For the past few years a friend and I have regularly checked John Prine's schedule, hoping to catch him somewhere. It never worked out. Somehow he released an album in 2018 that I missed. I bought it today. I'm gonna take it one song at a time. I've started with the last song. It's called "When I Get to Heaven."
Saturday, March 14, 2020
Leaving Coronaville/Day 1
But here I am on what I consider Day One of the Flatten the Curve Lockdown. Everything I've been looking forward to has been cancelled. I'm okay with it. I think it's wise, given the level of illness elsewhere around the globe. Minneapolis is closed. My book arts classes postponed. Theatre tickets refunded. I plan to go to my paper making internship because I spend the day in a big studio alone or with the artist who runs the place (if she's not in her other studio.) Just me and paper, paper, paper.
I've recently gotten interested in making zines and very small artist's books. I have plenty of supplies at home and a couple of days ago I discovered that I had distilled my 90,000 word memoir into ten lines that fit in a 10-page book the size of a saltine. There's a zine version too that fits on one side of a single piece of paper. I can write a fuck ton of 10-page books while I'm hanging out here in my beautiful place.

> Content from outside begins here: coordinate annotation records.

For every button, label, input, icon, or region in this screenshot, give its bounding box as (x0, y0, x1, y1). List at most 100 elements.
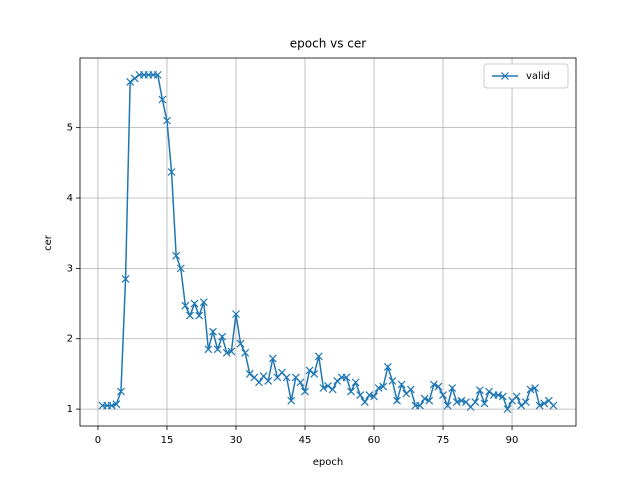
data-point (232, 310, 240, 319)
y-tick-label: 2 (67, 334, 73, 345)
legend-label: valid (526, 71, 550, 82)
x-tick-label: 30 (230, 435, 243, 446)
data-point (186, 311, 194, 320)
data-point (324, 381, 332, 390)
data-point (494, 391, 503, 399)
data-point (351, 378, 360, 387)
data-point (347, 387, 355, 396)
legend-marker (501, 72, 509, 80)
data-point (287, 396, 296, 405)
data-point (379, 382, 388, 391)
data-point (153, 70, 162, 79)
data-point (172, 251, 181, 260)
data-point (512, 392, 521, 401)
data-point (471, 398, 480, 407)
y-axis-label: cer (43, 234, 54, 251)
data-point (439, 391, 447, 399)
data-point (117, 387, 125, 396)
plot-frame (79, 57, 577, 427)
data-point (209, 327, 217, 336)
data-point (521, 398, 530, 407)
x-axis-label: epoch (313, 457, 343, 468)
chart-title: epoch vs cer (290, 37, 367, 51)
data-point (190, 299, 199, 308)
data-point (397, 380, 406, 389)
y-tick-label: 5 (67, 123, 73, 134)
data-point (264, 377, 273, 385)
data-point (531, 384, 539, 392)
data-point (301, 387, 309, 396)
data-point (268, 354, 277, 363)
data-point (282, 373, 291, 382)
data-point (540, 399, 549, 408)
data-point (429, 380, 438, 389)
data-point (158, 95, 167, 104)
legend-box (483, 63, 569, 89)
data-point (475, 386, 484, 395)
data-point (296, 378, 305, 387)
data-point (360, 398, 369, 407)
data-point (310, 370, 319, 378)
data-point (213, 345, 222, 354)
data-point (181, 301, 190, 310)
data-point (204, 345, 213, 354)
data-point (388, 377, 397, 385)
x-tick-label: 75 (437, 435, 450, 446)
data-point (393, 396, 401, 405)
x-tick-label: 90 (506, 435, 519, 446)
x-tick-label: 45 (299, 435, 312, 446)
y-tick-label: 4 (67, 193, 73, 204)
data-point (130, 74, 139, 83)
data-point (218, 332, 227, 341)
data-point (121, 275, 130, 283)
data-point (112, 400, 121, 409)
data-point (222, 348, 231, 357)
data-point (374, 384, 383, 392)
data-point (425, 396, 434, 405)
data-point (305, 366, 314, 375)
y-tick-label: 3 (67, 263, 73, 274)
data-point (448, 384, 457, 392)
data-point (236, 339, 245, 348)
data-point (195, 311, 204, 320)
x-tick-label: 60 (368, 435, 381, 446)
data-point (549, 401, 558, 410)
data-point (485, 387, 493, 396)
data-point (535, 401, 544, 410)
x-tick-label: 15 (161, 435, 174, 446)
data-point (241, 348, 250, 357)
data-point (526, 385, 535, 394)
data-point (126, 77, 135, 86)
data-point (517, 401, 526, 410)
data-point (457, 396, 466, 405)
data-point (342, 373, 351, 382)
data-point (255, 378, 263, 387)
data-point (480, 399, 489, 408)
data-point (167, 168, 176, 176)
data-point (356, 391, 365, 399)
data-point (245, 370, 254, 378)
data-point (452, 398, 461, 407)
data-point (199, 298, 208, 307)
data-point (498, 392, 507, 401)
data-point (416, 401, 424, 410)
data-point (370, 392, 378, 401)
data-point (227, 347, 236, 356)
data-point (365, 391, 374, 399)
data-point (383, 362, 392, 371)
data-point (319, 384, 328, 392)
data-point (333, 377, 342, 385)
data-point (406, 385, 415, 394)
data-point (503, 405, 512, 414)
data-point (163, 116, 171, 125)
x-tick-label: 0 (95, 435, 101, 446)
data-point (176, 264, 185, 273)
data-point (434, 382, 443, 391)
data-line (102, 74, 555, 411)
data-point (314, 352, 323, 361)
data-point (107, 401, 116, 410)
data-point (420, 394, 429, 403)
data-point (443, 401, 452, 410)
y-tick-label: 1 (67, 404, 73, 415)
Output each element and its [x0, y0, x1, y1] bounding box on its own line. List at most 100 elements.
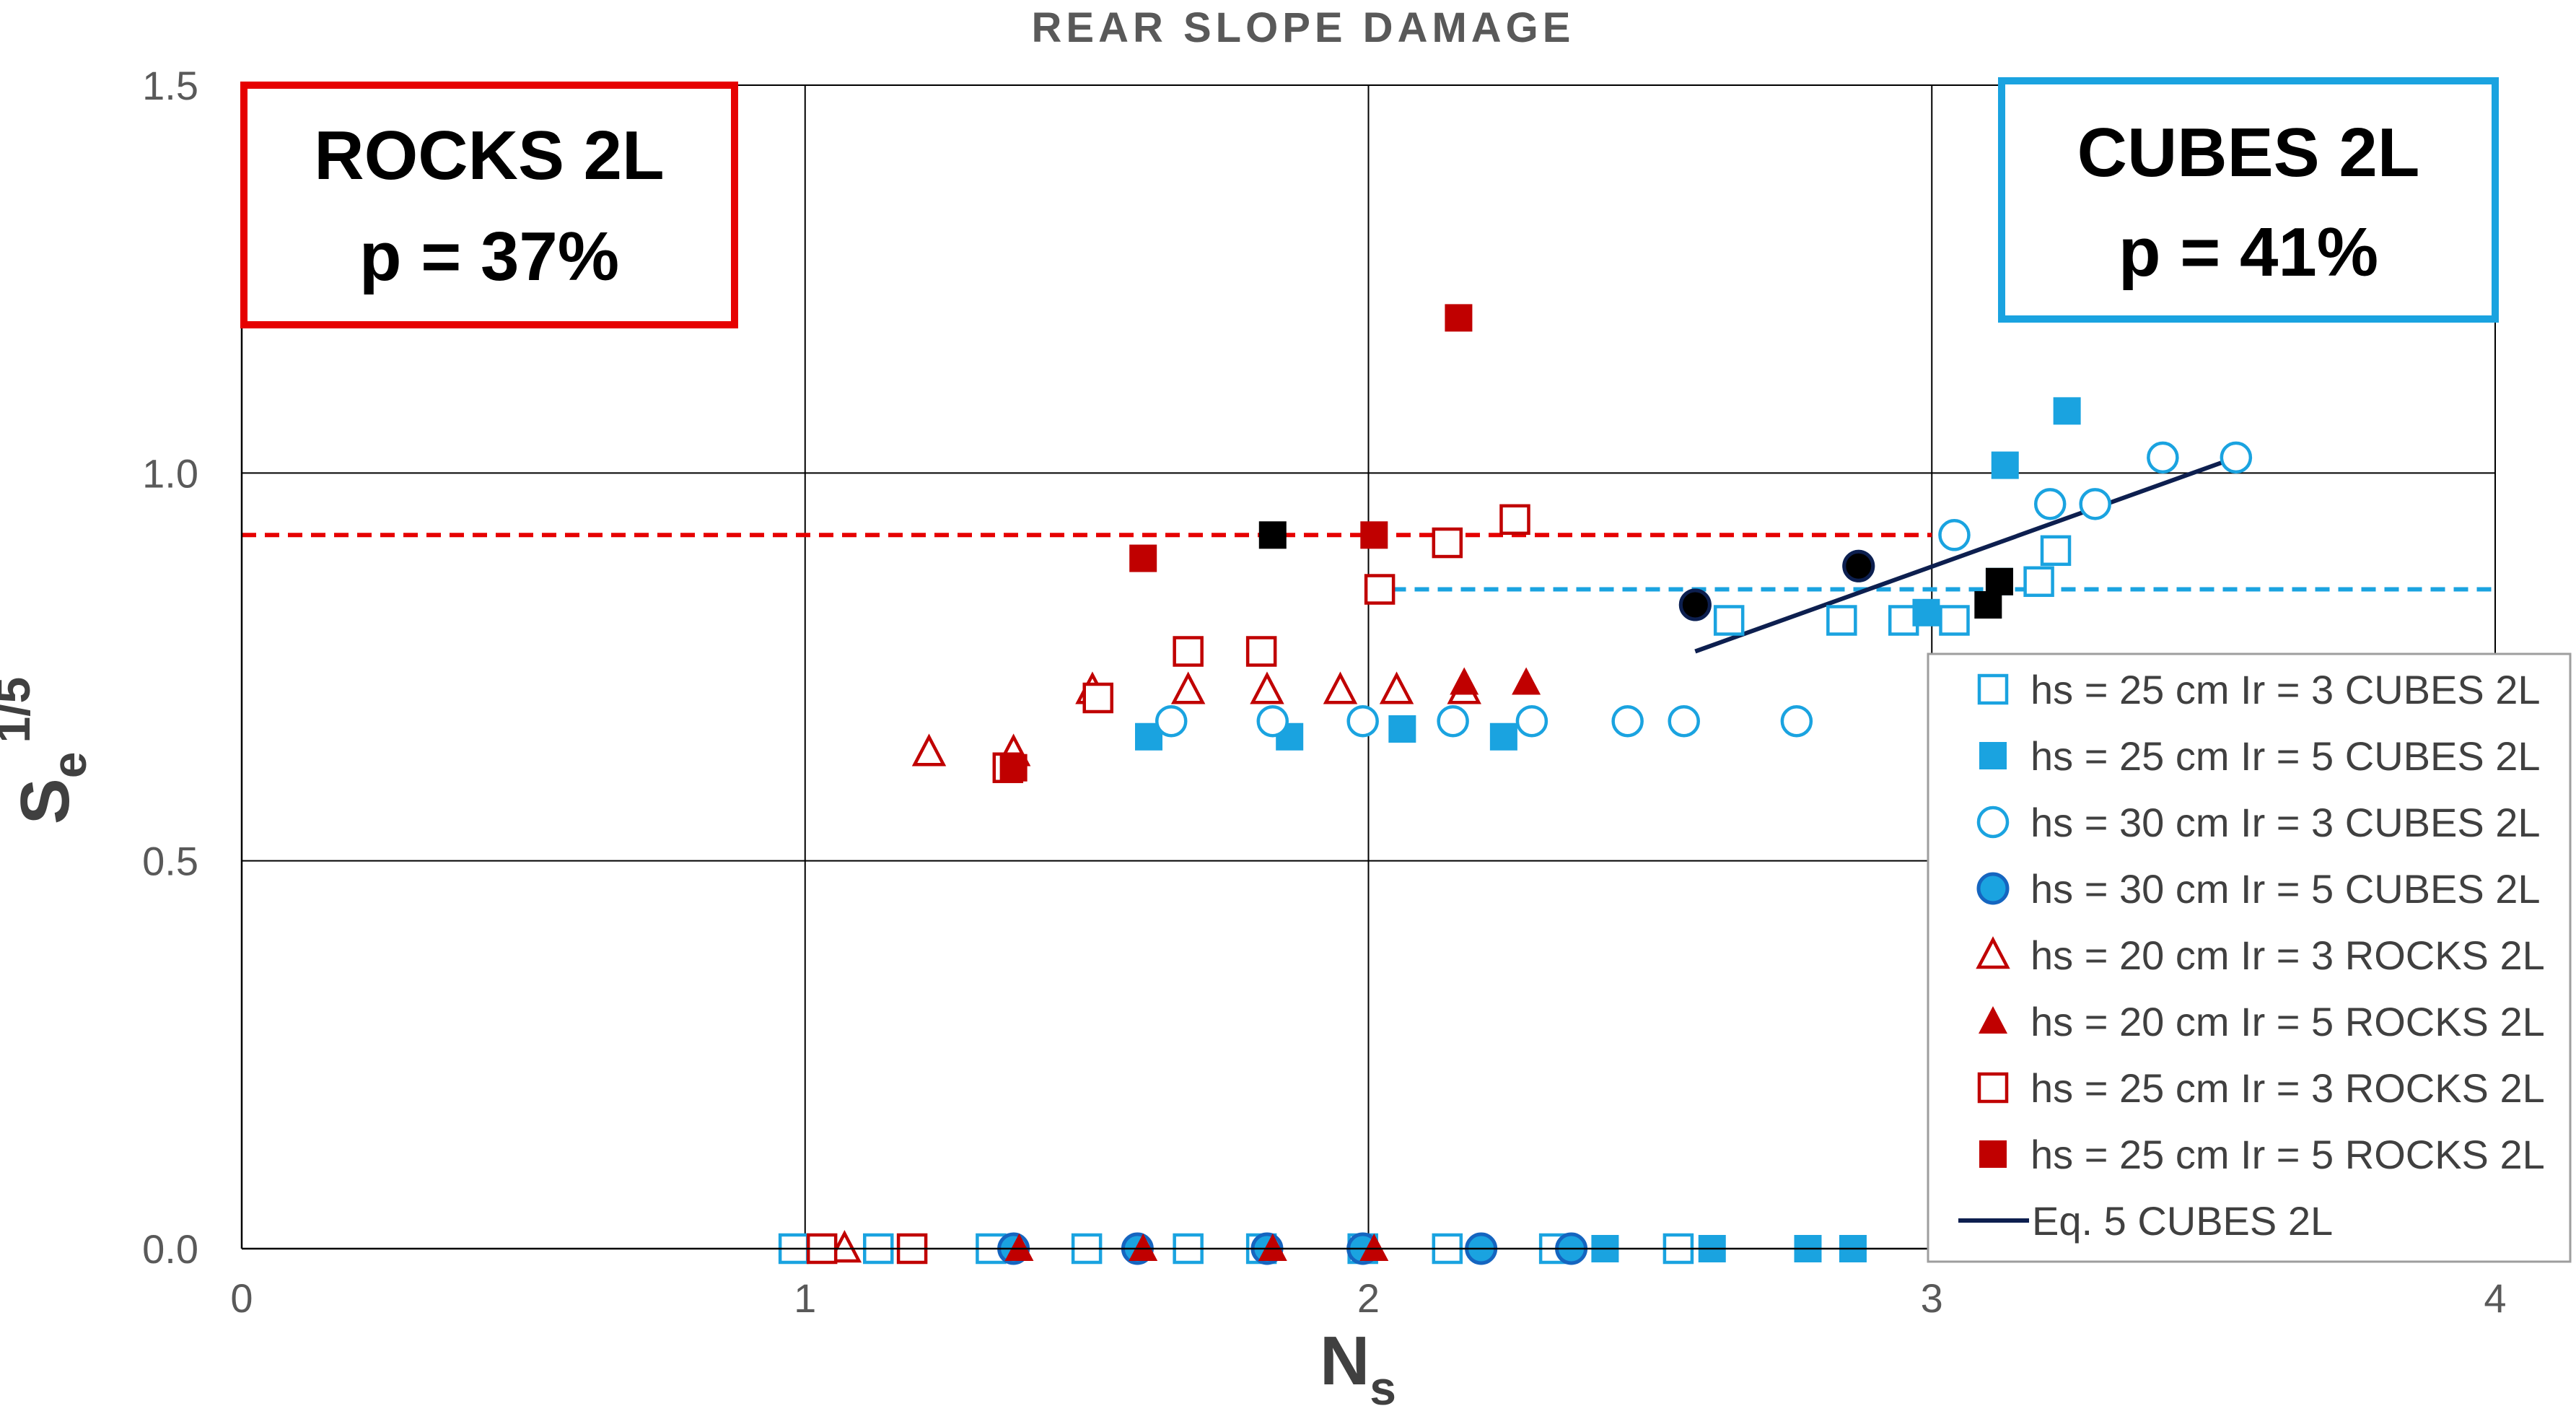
series-4-point-1 — [911, 733, 947, 767]
series-2-point-1 — [1256, 704, 1289, 738]
cubes-annotation-line2: p = 41% — [2119, 214, 2378, 291]
series-6-point-3 — [1082, 682, 1113, 714]
x-axis-label: Ns — [1320, 1322, 1396, 1415]
series-1-point-11 — [2053, 397, 2081, 425]
legend-label-8: Eq. 5 CUBES 2L — [2032, 1198, 2333, 1244]
series-0-point-15 — [2040, 535, 2072, 567]
legend-item-8: Eq. 5 CUBES 2L — [1958, 1198, 2333, 1244]
legend-swatch-4 — [1976, 936, 2010, 969]
legend-swatch-3 — [1976, 872, 2010, 905]
y-tick-label-3: 1.5 — [142, 63, 198, 108]
series-4 — [827, 671, 1481, 1263]
legend-label-3: hs = 30 cm Ir = 5 CUBES 2L — [2030, 866, 2541, 912]
legend-item-6: hs = 25 cm Ir = 3 ROCKS 2L — [1977, 1065, 2545, 1111]
trend-line-0 — [1694, 455, 2237, 654]
series-2-point-4 — [1515, 704, 1548, 738]
legend-swatch-7 — [1979, 1140, 2007, 1168]
series-1-point-8 — [1912, 598, 1940, 626]
legend-item-3: hs = 30 cm Ir = 5 CUBES 2L — [1976, 866, 2541, 912]
series-5-point-0 — [1004, 1234, 1034, 1261]
legend-item-2: hs = 30 cm Ir = 3 CUBES 2L — [1976, 800, 2541, 845]
series-2 — [1155, 441, 2253, 738]
series-2-point-12 — [2220, 441, 2253, 474]
rocks-annotation: ROCKS 2L p = 37% — [240, 82, 738, 328]
series-2-point-0 — [1155, 704, 1188, 738]
legend-swatch-1 — [1979, 742, 2007, 769]
series-5-point-1 — [1129, 1234, 1158, 1261]
series-6-point-8 — [1499, 504, 1530, 536]
legend-item-0: hs = 25 cm Ir = 3 CUBES 2L — [1977, 667, 2541, 712]
series-4-point-5 — [1250, 671, 1284, 704]
series-6-point-5 — [1245, 636, 1277, 667]
series-0-point-14 — [2023, 566, 2054, 598]
x-tick-label-2: 2 — [1357, 1275, 1380, 1321]
series-3 — [997, 549, 1875, 1265]
highlight-0-point-2 — [1985, 567, 2013, 595]
y-tick-label-1: 0.5 — [142, 839, 198, 884]
rocks-annotation-line2: p = 37% — [359, 218, 619, 295]
x-tick-label-1: 1 — [794, 1275, 816, 1321]
series-7-point-3 — [1445, 304, 1473, 332]
series-2-point-7 — [1780, 704, 1813, 738]
y-axis-label-sub: e — [43, 752, 96, 779]
series-5 — [1004, 667, 1541, 1261]
trend-lines — [1694, 455, 2237, 654]
legend-label-5: hs = 20 cm Ir = 5 ROCKS 2L — [2030, 999, 2545, 1044]
x-axis-label-sub: s — [1370, 1361, 1396, 1415]
legend-label-2: hs = 30 cm Ir = 3 CUBES 2L — [2030, 800, 2541, 845]
x-axis-label-main: N — [1320, 1322, 1370, 1400]
series-2-point-8 — [1938, 519, 1971, 551]
rocks-annotation-line1: ROCKS 2L — [314, 117, 664, 194]
y-tick-label-2: 1.0 — [142, 450, 198, 496]
rocks-annotation-box — [240, 82, 738, 328]
reference-lines — [242, 533, 2495, 592]
series-2-point-6 — [1668, 704, 1700, 738]
legend-label-6: hs = 25 cm Ir = 3 ROCKS 2L — [2030, 1065, 2545, 1111]
svg-text:Se1/5: Se1/5 — [0, 677, 96, 825]
highlight-0-point-1 — [1974, 591, 2002, 619]
series-2-point-2 — [1346, 704, 1379, 738]
legend-label-7: hs = 25 cm Ir = 5 ROCKS 2L — [2030, 1132, 2545, 1177]
legend-label-4: hs = 20 cm Ir = 3 ROCKS 2L — [2030, 933, 2545, 978]
series-5-point-4 — [1450, 667, 1479, 695]
series-5-point-5 — [1512, 667, 1541, 695]
series-7-point-0 — [999, 754, 1028, 782]
series-5-point-3 — [1359, 1234, 1389, 1261]
legend-swatch-0 — [1977, 673, 2009, 705]
cubes-annotation-box — [1998, 77, 2499, 323]
y-axis-label-sup: 1/5 — [0, 677, 40, 743]
legend-label-0: hs = 25 cm Ir = 3 CUBES 2L — [2030, 667, 2541, 712]
highlight-1-point-0 — [1678, 588, 1712, 621]
series-6-point-6 — [1364, 574, 1396, 605]
y-axis-label: Se1/5 — [0, 677, 96, 825]
legend-swatch-2 — [1976, 805, 2010, 839]
highlight-0-point-0 — [1258, 521, 1287, 549]
series-5-point-2 — [1258, 1234, 1287, 1261]
legend-swatch-6 — [1977, 1072, 2009, 1104]
series-6-point-7 — [1432, 527, 1463, 559]
series-2-point-5 — [1611, 704, 1644, 738]
highlight-series-0 — [1258, 521, 2013, 619]
legend-items: hs = 25 cm Ir = 3 CUBES 2L hs = 25 cm Ir … — [1958, 667, 2545, 1244]
series-7 — [999, 304, 1473, 782]
series-2-point-11 — [2147, 441, 2179, 474]
highlight-1-point-1 — [1842, 549, 1875, 582]
series-1-point-6 — [1388, 715, 1416, 743]
legend-item-1: hs = 25 cm Ir = 5 CUBES 2L — [1979, 733, 2541, 779]
legend-item-5: hs = 20 cm Ir = 5 ROCKS 2L — [1979, 999, 2545, 1044]
series-2-point-3 — [1437, 704, 1469, 738]
x-tick-label-0: 0 — [230, 1275, 253, 1321]
chart-title: REAR SLOPE DAMAGE — [1032, 4, 1575, 51]
x-tick-label-3: 3 — [1921, 1275, 1943, 1321]
legend-swatch-5 — [1979, 1006, 2007, 1034]
legend-label-1: hs = 25 cm Ir = 5 CUBES 2L — [2030, 733, 2541, 779]
series-2-point-10 — [2079, 488, 2111, 520]
series-4-point-6 — [1323, 671, 1358, 704]
series-1-point-7 — [1489, 722, 1517, 751]
y-tick-label-0: 0.0 — [142, 1226, 198, 1272]
x-tick-label-4: 4 — [2484, 1275, 2506, 1321]
highlight-series-1 — [1678, 549, 1875, 621]
series-2-point-9 — [2033, 488, 2067, 520]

I'm 67 years old. I'm healthy. On no medications. But January of 2019 I got community acquired pneumonia. It was a bitch. I felt like my ribs were broken for a couple of months. I don't want Covid-19, and I don't want anyone I love to get it either.
I eat fresh food and had almost nothing in my pantry, but a couple of weeks ago, I began getting a few of cans of this and that. And I bought 6 bottles of red wine last week. Last night I moseyed over to the neighborhood Trader Joe’s for another round of casual pantry stocking.